In a new attempt by the regime to defend the military conglomerate against the sanctions from Washington, the so-called 'Media Observatory of Cubadebate' claims that the digital conversation around GAESA is neither organic nor spontaneous, but rather a "political operation activated from Washington" and amplified by a concentrated media ecosystem in the United States and Florida.
The analysis comes amid an unprecedented escalation of pressure from the Trump administration against the conglomerate. On May 1, Trump signed Executive Order 14404, which imposed sanctions on actors within the Cuban state apparatus and opened the door to secondary sanctions against foreign companies operating with GAESA.
On May 7, Marco Rubio announced the first designations: GAESA, its leadership, Brigadier General Ania Guillermina Lastres Morera, and Moa Nickel S.A. were blocked.
The deadline of June 5 for foreign companies to sever ties with GAESA or face secondary sanctions triggered the departure of several companies from Cuba and intensified the crisis of the conglomerate.
The article from Cubadebate is the third piece of a "damage control" strategy by the regime.
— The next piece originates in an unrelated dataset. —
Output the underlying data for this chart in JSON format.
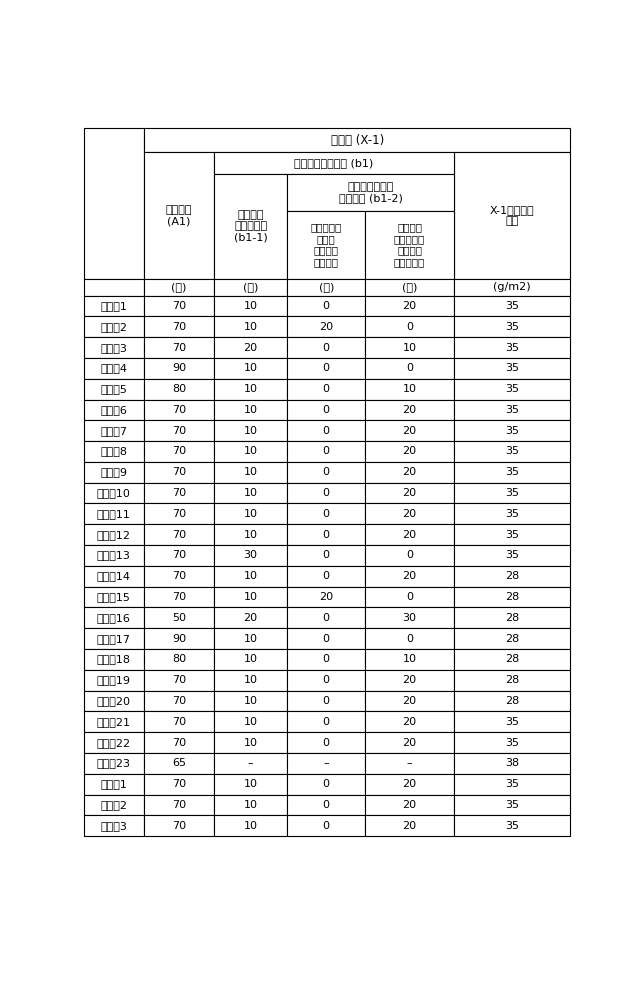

On June 2, Granma published a defense of GAESA rebranding it as "GAE" —removing the initials "S.A."— in an effort to clean up the conglomerate's image. On the same day, Foreign Minister Bruno Rodríguez Parrilla publicly defended its "proven efficiency".
The analysis by Cubadebate covers 4,008 publications on X, Facebook, Instagram, YouTube, and TikTok between January 1, 2025, and June 14, 2026, and concludes that 63.6% of all that content was produced only in May and June of 2026, coinciding with the sanctions and Rubio's video message from May 20.
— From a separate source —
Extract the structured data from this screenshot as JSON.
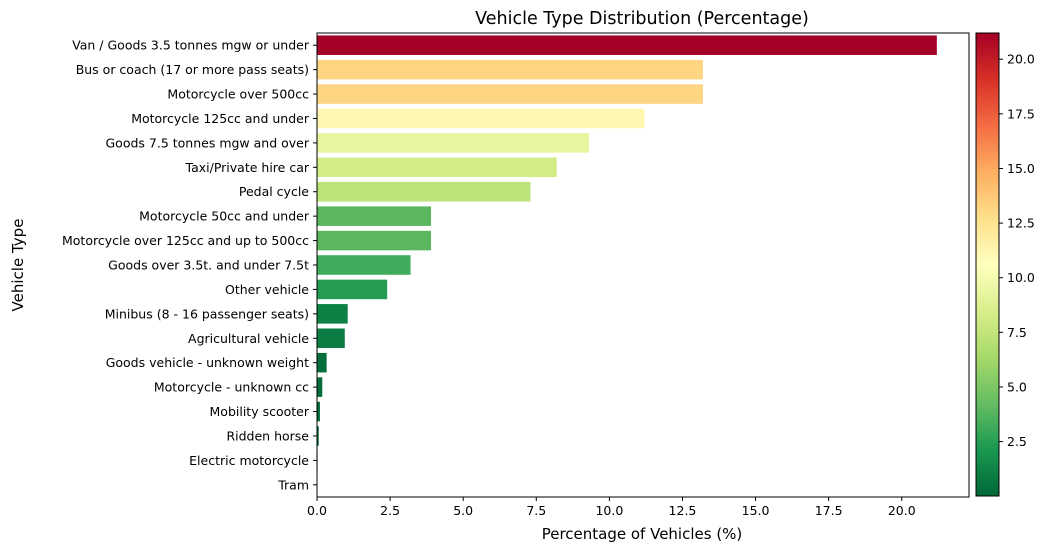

According to the text, "the leap does not result from a gradual evolution of the debate, but from a political operation that seeks to turn GAESA into a singular symbol of all the problems in Cuba and, from there, justify new economic, diplomatic, and eventually coercive pressures from the United States."
The document includes this media outlet among those it categorizes as "directly or indirectly funded by U.S. federal funds," alongside Martí Noticias, Cubanet, and Cubanos por el Mundo. This accusation is false, as has been pointed out several times.
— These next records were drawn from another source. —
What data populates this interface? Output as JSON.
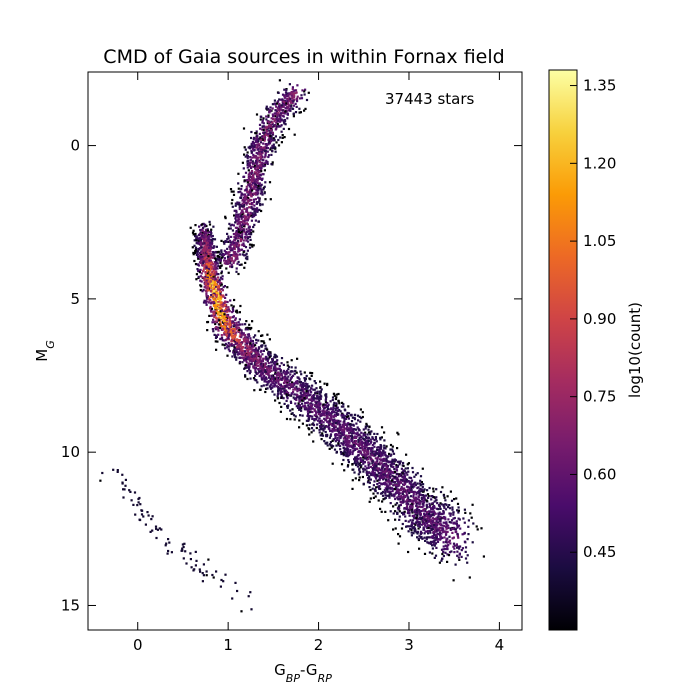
{
  "chart_data": {
    "type": "heatmap",
    "title": "CMD of Gaia sources in within Fornax field",
    "annotation": "37443 stars",
    "xlabel": "G_BP-G_RP",
    "ylabel": "M_G",
    "x_ticks": [
      "0",
      "1",
      "2",
      "3",
      "4"
    ],
    "y_ticks": [
      "0",
      "5",
      "10",
      "15"
    ],
    "xlim": [
      -0.55,
      4.25
    ],
    "ylim": [
      15.8,
      -2.4
    ],
    "y_inverted": true,
    "grid": false,
    "colorbar": {
      "label": "log10(count)",
      "ticks": [
        "0.45",
        "0.60",
        "0.75",
        "0.90",
        "1.05",
        "1.20",
        "1.35"
      ],
      "range": [
        0.3,
        1.38
      ],
      "colormap": "inferno",
      "colors": [
        "#000004",
        "#1b0c41",
        "#4a0c6b",
        "#781c6d",
        "#a52c60",
        "#cf4446",
        "#ed6925",
        "#fb9b06",
        "#f7d13d",
        "#fcffa4"
      ]
    },
    "sequences": [
      {
        "name": "giant branch",
        "points": [
          [
            1.0,
            3.8
          ],
          [
            1.12,
            3.0
          ],
          [
            1.2,
            2.0
          ],
          [
            1.27,
            1.0
          ],
          [
            1.35,
            0.0
          ],
          [
            1.5,
            -1.0
          ],
          [
            1.75,
            -1.8
          ]
        ]
      },
      {
        "name": "main sequence",
        "points": [
          [
            0.72,
            2.8
          ],
          [
            0.78,
            4.2
          ],
          [
            0.95,
            5.8
          ],
          [
            1.3,
            7.0
          ],
          [
            1.75,
            8.0
          ],
          [
            2.2,
            9.1
          ],
          [
            2.55,
            10.1
          ],
          [
            2.85,
            11.0
          ],
          [
            3.15,
            12.0
          ],
          [
            3.5,
            12.8
          ]
        ]
      },
      {
        "name": "white dwarf sequence",
        "points": [
          [
            -0.3,
            10.5
          ],
          [
            0.0,
            11.8
          ],
          [
            0.3,
            12.8
          ],
          [
            0.7,
            13.8
          ],
          [
            1.2,
            14.8
          ]
        ]
      }
    ]
  }
}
The regime is also attempting to discredit the video from May 20 in which Rubio stated that GAESA controls 70% of the Cuban economy and has $18 billion in assets, and promised a "new relationship" with a "New Cuba" contingent upon free elections and less military control over the economy.
Cubadebate states that "the campaign against GAESA operates as a communicational extension of the maximum pressure policy: first a pretext is manufactured, then the sanction is justified, and finally the idea that more coercion against Cuba would be legitimate is normalized."
What the regime's analysis overlooks is that GAESA is the business arm of the Revolutionary Armed Forces, created in the 1990s to generate foreign currency, and that it operates with total opacity and without public transparency, controlling strategic sectors such as tourism, foreign currency commerce, remittances, logistics, and banking, behind the backs of the Cuban people.